Working in finance as a practitioner and then moving to a more academic role has been an interesting experience. In the first domain, it is widely accepted that signals associated with higher stock returns have some kind of half-life. At best, they are cyclical, coming into fashion at different times. In the academic sphere, some people treat these signals as movable (in the same way that practitioners do), but others hold that they represent fundamental and undiversifiable risks, and thus have an associated premium.

This problem is not unique to pricing equities, but applies more broadly to any model which people use to forecast (and whose forecasts they use to make decisions). Consider macroeconomic forecasts; the federal reserve makes forecasts about unemployment or inflation, and uses these to make policy decisions.

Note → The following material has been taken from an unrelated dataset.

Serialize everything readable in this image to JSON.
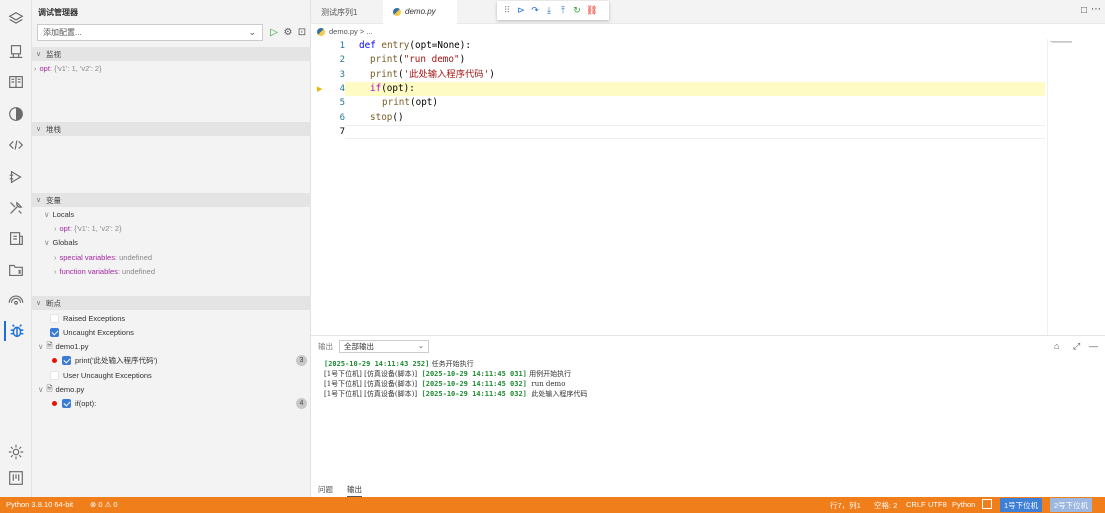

We can imagine a world where the actions people take based on the model’s forecasts do not change the behavior of the model in the future, and worlds where it does! For example, in the equity valuation case, if I trade based on the information in my model, it gets baked into the price. As others search for this information (or give me enough money to trade), we should expect the return to this information to be smaller and smaller.

We could also imagine a world where the model actually affirms itself. Perhaps inflation expectations work in this way. I believe myself to have a certain amount of money, but if I expect future prices to drop, I hold onto that money. Without external intervention, this could lead to a drop in demand, lowering prices, and that could fuel my expectations further! This is not meant to be a scientific claim about how deflation happens, but instead maybe just some intuition for a self-affirming model.

Finally, there are models that have nothing to do with how their output is acted upon, and don’t change in response to decisions. Imagine a neural network that identifies dogs in pictures. If I use this, perhaps I can find pictures of cute dogs faster, but the fact that I am finding cute dogs on the internet more efficiently does not fundamentally change the domain of what counts as a dog in a picture.

Let’s formalize this. Imagine a model $M$, that maps some set of features $X$ to an output $Y$ (with or without error). So $M: X \to Y$. But then we have a layer after that, representing a decision based on that output. So $D$ is a mapping from $\widehat{Y}$, our forecast of the $Y$ variable from our model, to some outcome $O$.

In the case of stock returns, $Y$ is the future return of the stock. But a return is just a transformation of a price; returns are changes in log(price). Since our trading decisions impact the prices of the securities we trade, they also impact log(price), and thus returns! So as we trade, we impact the variable we are trying to model. Suppose our model was correct. Then $Y = M(X)$ before we trade. But after we trade, $Y = F(M(X), D(M(X))).$ Thus, if our model has some equilibrium state in its predictive power, it cannot be the “constant-domain” state, since our decisions actually change the domain of the model! If our model is a stochastic one, we would train or calibrate it for the future, including the way in which we impacted prices of the securities.